Im Jahr 2020 lautet das Motto der internationalen WSW: „Stillen unterstützen für einen gesünderen Planeten„.
(In Deutschland läuft die WSW 2020 in der 40. KW vom 28.09. – 04.10. unter dem Motto „Natur lässt sich nicht kopieren“ und in Österreich vom 01. – 07.10. unter dem Motto „Kinder stillen – für Mutter Erde“.)
Nun – wohl kaum eine Mutter wird sich entscheiden zu stillen, nur weil Muttermilch die umweltfreundlichste und nachhaltigste Ernährung ihres Babys ist.
Die meisten Mütter möchten aus wesentlich nahe liegenderen Gründen stillen. Sie wünschen sich eine schöne Stillzeit und eine innige Stillbeziehung, und möchten, dass ihr Baby möglichst lange die gesunde Muttermilch bekommt.
Denn Muttermilch enthält alle für das Wachstum und die gesunde Entwicklung des Babys nötigen Nährstoffe in der individuell richtigen Zusammensetzung.
Sie reduziert Krankheiten und Allergien, ist wohlschmeckend, immer richtig temperiert, äußerst kostengünstig in der Herstellung und absolut umweltfreundlich.
Seit dem Bestehen der Menschheit, seit nunmehr etwa 160.000 Jahren, produzieren stillende Mütter bereits dieses Superprodukt und sichern damit das Überleben ihres Nachwuchses.
Die Erfolgsstory der Muttermilch begann jedoch bereits vor etwa 200 Millionen Jahren, als die ersten Säugetiere die Erde besiedelten.
Trotz dieser Jahrmillionen langen Erfolgsgeschichte benötigen wir heute leider noch immer die Weltstillwoche und diverse andere Programme, um das Stillen zu fördern.
Auch die ständig wachsende Zahl wissenschaftlicher Belege über die Bedeutung des Stillens für die Gesundheit und Entwicklung des Kindes, die Gesundheit der Mutter und für die gesamte Gesellschaft zeigt keine Wirkung.
Denn an der Zahl der gestillten Babys hat sich hierzulande in den letzten zwei Jahrzehnten kaum etwas geändert. Die Stilldauer ist seit dem Geburtsjahr 2000/2001 sogar eher kürzer geworden. Laut Robert Koch-Institut lag die durchschnittliche Stilldauer in den Jahren 2009-2012 in Deutschland bei 7,5 Monaten.

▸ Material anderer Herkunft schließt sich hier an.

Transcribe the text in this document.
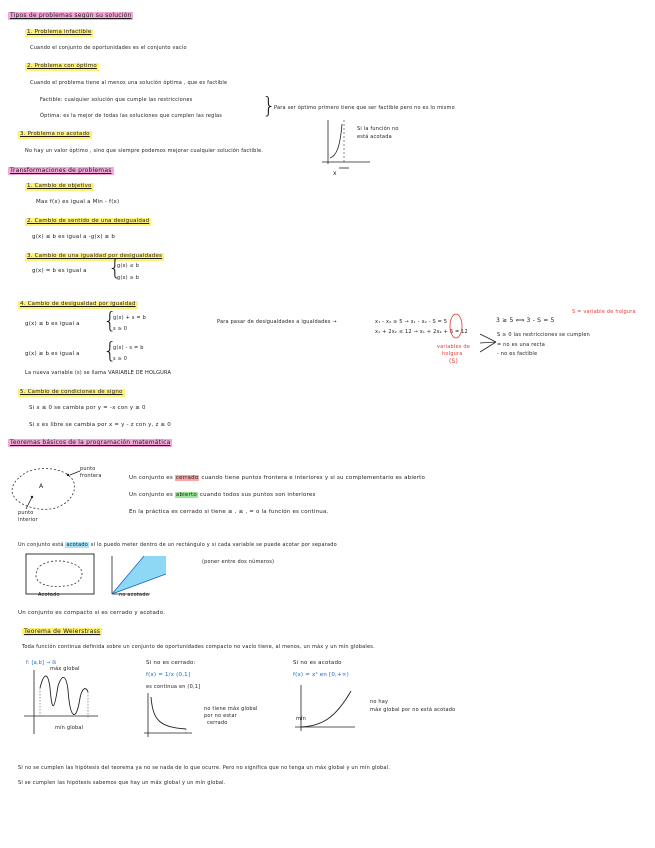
Tipos de problemas según su solución
1. Problema infactible
Cuando el conjunto de oportunidades es el conjunto vacío
2. Problema con óptimo
Cuando el problema tiene al menos una solución óptima , que es factible
Factible: cualquier solución que cumple las restricciones
Óptima: es la mejor de todas las soluciones que cumplen las reglas }
Para ser óptimo primero tiene que ser factible pero no es lo mismo
3. Problema no acotado
No hay un valor óptimo , sino que siempre podemos mejorar cualquier solución factible.
Si la función no
está acotada
x
Transformaciones de problemas
1. Cambio de objetivo
Max f(x) es igual a Min - f(x)
2. Cambio de sentido de una desigualdad
g(x) ≤ b es igual a -g(x) ≥ b
3. Cambio de una igualdad por desigualdades
g(x) = b es igual a {
g(x) ≤ b
g(x) ≥ b
4. Cambio de desigualdad por igualdad
g(x) ≤ b es igual a {
g(x) + s = b
s ≥ 0
g(x) ≥ b es igual a {
g(x) - s = b
s ≥ 0
La nueva variable (s) se llama VARIABLE DE HOLGURA
Para pasar de desigualdades a igualdades →	x₁ - x₂ ≥ 5 → x₁ - x₂ - S = 5
x₁ + 2x₂ ≤ 12 → x₁ + 2x₂ + S = 12
variables de
holgura
(S)
3 ≥ 5 ⟺ 3 - S = 5
S = variable de holgura
S ≥ 0 las restricciones se cumplen
= no es una recta
- no es factible
5. Cambio de condiciones de signo
Si x ≤ 0 se cambia por y = -x con y ≥ 0
Si x es libre se cambia por x = y - z con y, z ≥ 0
Teoremas básicos de la programación matemática
A
punto
frontera
punto
interior
Un conjunto es cerrado cuando tiene puntos frontera e interiores y si su complementario es abierto
Un conjunto es abierto cuando todos sus puntos son interiores
En la práctica es cerrado si tiene ≥ , ≤ , = o la función es continua.
Un conjunto está acotado si lo puedo meter dentro de un rectángulo y si cada variable se puede acotar por separado
Acotado	no acotado
(poner entre dos números)
Un conjunto es compacto si es cerrado y acotado.
Teorema de Weierstrass
Toda función continua definida sobre un conjunto de oportunidades compacto no vacío tiene, al menos, un máx y un mín globales.
f: [a,b] → ℝ
máx global
mín global
Si no es cerrado:
f(x) = 1/x (0,1]
es continua en (0,1]
no tiene máx global
por no estar
cerrado
Si no es acotado
f(x) = x² en [0,+∞)
mín
no hay
máx global por no está acotado
Si no se cumplen las hipótesis del teorema ya no se nada de lo que ocurre. Pero no significa que no tenga un máx global y un mín global.
Si se cumplen las hipótesis sabemos que hay un máx global y un mín global.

Obwohl die meisten Schwangeren in Deutschland heute stillen möchten, wurden Anfang 2018 laut der nicht repräsentativen Studie SUSE II – nur etwa 71,7 Prozent der Säuglinge im Alter von zwei Wochen ausschließlich gestillt.
Mit zwei Monaten erhielten nur noch 67,4 Prozent der Babys ausschließlich Muttermilch und 10,5 Prozent der Babys waren bereits abgestillt.

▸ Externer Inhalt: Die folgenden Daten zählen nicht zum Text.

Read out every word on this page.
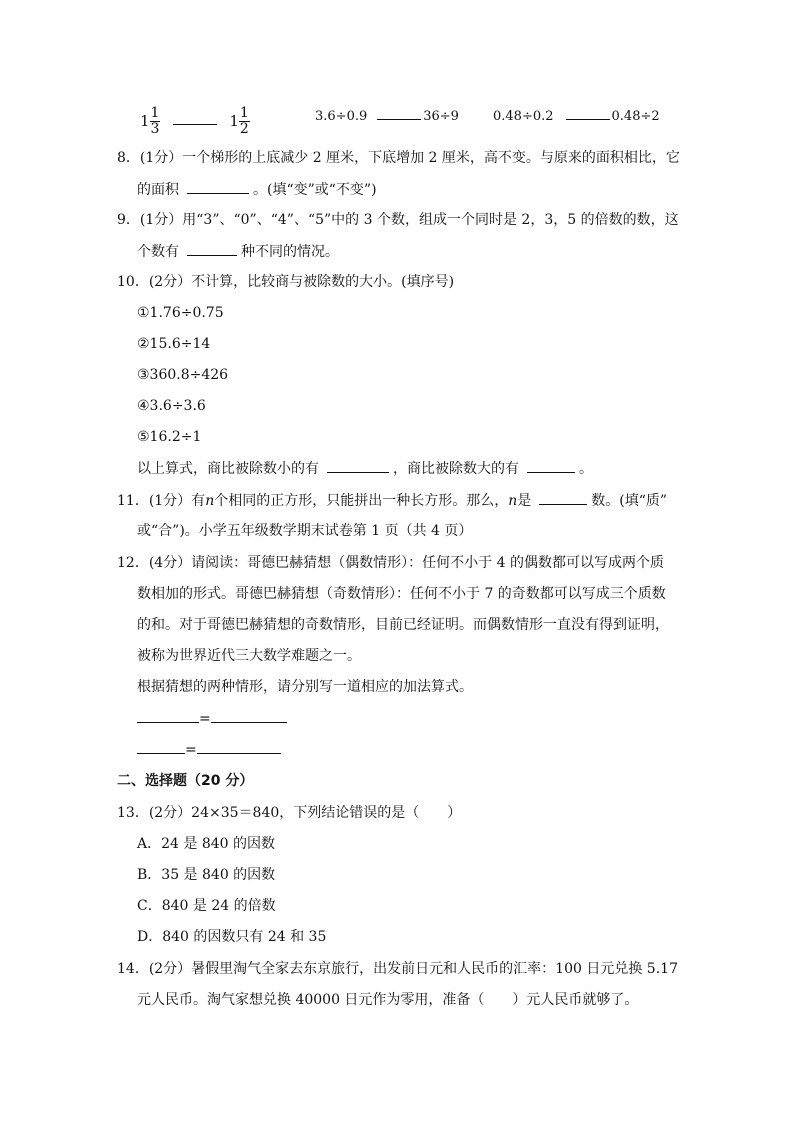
$1 \frac{1}{3}$	$1 \frac{1}{2}$	3.6÷0.9	36÷9	0.48÷0.2	0.48÷2
8．(1分）一个梯形的上底减少 2 厘米，下底增加 2 厘米，高不变。与原来的面积相比，它
的面积	。(填“变”或“不变”)
9．(1分）用“3”、“0”、“4”、“5”中的 3 个数，组成一个同时是 2，3，5 的倍数的数，这
个数有	种不同的情况。
10．(2分）不计算，比较商与被除数的大小。(填序号)
①1.76÷0.75
②15.6÷14
③360.8÷426
④3.6÷3.6
⑤16.2÷1
以上算式，商比被除数小的有	，商比被除数大的有	。
11．(1分）有n个相同的正方形，只能拼出一种长方形。那么，n是	数。(填“质”
或“合”)。小学五年级数学期末试卷第 1 页（共 4 页）
12．(4分）请阅读：哥德巴赫猜想（偶数情形）：任何不小于 4 的偶数都可以写成两个质
数相加的形式。哥德巴赫猜想（奇数情形）：任何不小于 7 的奇数都可以写成三个质数
的和。对于哥德巴赫猜想的奇数情形，目前已经证明。而偶数情形一直没有得到证明，
被称为世界近代三大数学难题之一。
根据猜想的两种情形，请分别写一道相应的加法算式。
=
=
二、选择题（20 分）
13．(2分）24×35＝840，下列结论错误的是（　　）
A．24 是 840 的因数
B．35 是 840 的因数
C．840 是 24 的倍数
D．840 的因数只有 24 和 35
14．(2分）暑假里淘气全家去东京旅行，出发前日元和人民币的汇率：100 日元兑换 5.17
元人民币。淘气家想兑换 40000 日元作为零用，准备（　　）元人民币就够了。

Nur 55,8 Prozent der Kinder wurden mindestens vier Monate ausschließlich gestillt.
Im Alter von 6 Monaten wurden nur noch 8,3 Prozent aller Kinder ausschließlich gestillt und 87,1 Prozent erhielten Beikost. Mit 12 Monaten bekamen 41,1 Prozent der Kinder neben Beikost noch die Brust.
Wie kommt es zu dem raschen Abfall der Stillraten?
Ich meine, es liegt vor allem daran, dass Schmerzen beim Stillen zu oft als normal angesehen werden.
So treten bei bis zu 96 Prozent der stillenden Mütter zum Beginn der Stillzeit schmerzende, wunde Brustwarzen auf.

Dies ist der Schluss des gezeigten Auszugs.